BWYV P3 S-domain residues predicted to be in β-sheets (horizontal lines) and α-helices (loops) in the Terradot model (symbols above the sequence) and in the alternative model proposed in this paper (symbols below the sequence). The positions of the BWYV counterparts of PLRV epitopes 5 and 10 are indicated by thick lines.

FIG.5.

(A and B) Structures of the BWYV S domain (A conformation) predicted in the Terradot model (19) (A) and in this paper (B). The views look down on the outer surface, and amino acid residues targeted for mutation in the present work are identified. The blue ribbons correspond to β-sheets, and the red coils correspond to α-helices (Fig. 4). The R domain, which is believed to extend into the capsid interior from the N terminus of the S domain (Nter), is not shown. (C) Asymmetric trimer of subunits in the A (green), B (red), and C (blue) conformations derived from our BWYV P3 S-domain structure (panel B). Amino acids targeted for mutation are identified in the green subunit.
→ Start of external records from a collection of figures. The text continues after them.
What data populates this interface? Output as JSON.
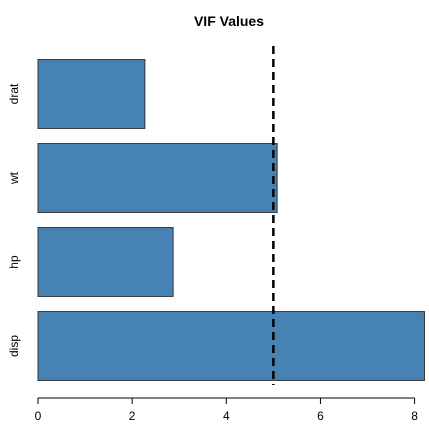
{
  "chart_data": {
    "type": "bar",
    "orientation": "horizontal",
    "title": "VIF Values",
    "xlabel": "",
    "ylabel": "",
    "categories": [
      "drat",
      "wt",
      "hp",
      "disp"
    ],
    "values": [
      2.27,
      5.08,
      2.87,
      8.21
    ],
    "xlim": [
      0,
      8.2
    ],
    "x_ticks": [
      0,
      2,
      4,
      6,
      8
    ],
    "reference_line": {
      "value": 5,
      "style": "dashed",
      "color": "#000000"
    },
    "bar_color": "#4682B4",
    "bar_border_color": "#333333",
    "grid": false,
    "legend": "none"
  }
}
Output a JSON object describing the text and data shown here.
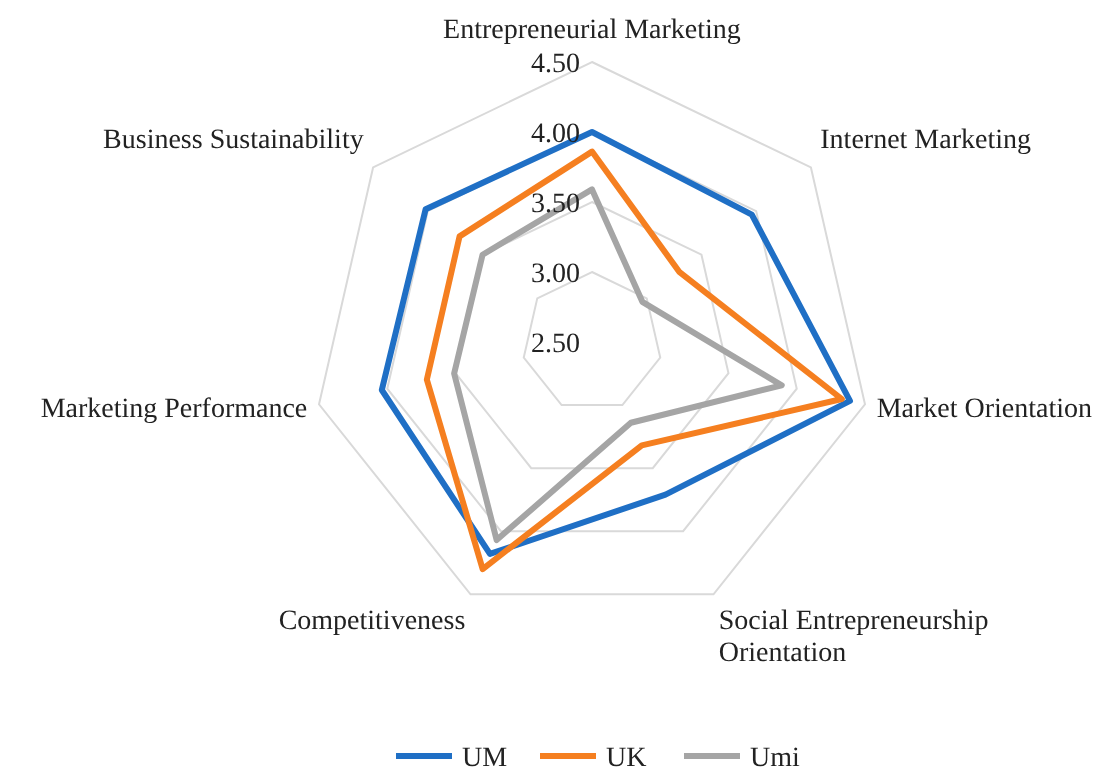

For the blue subunit, the R domain is shown in light blue. The β-sheet (light blue ribbon) near the C terminus of the R domain was predicted by computer modeling (unpublished observations), but the rest of the R domain sequence is depicted as an arbitrarily drawn disordered structure. (D) Positions of W166 residues on the subunits at the center of the trimer shown in panel C. Chains in different subunits are colored as in panel C. (E) Solid-surface representation of the structure shown in panel C. The darker colors on each subunit indicate the positions of residues corresponding to PLRV epitope 5 (the elongated structures near the sides of the triangle) and epitope 10 (the trilobate structures at the center).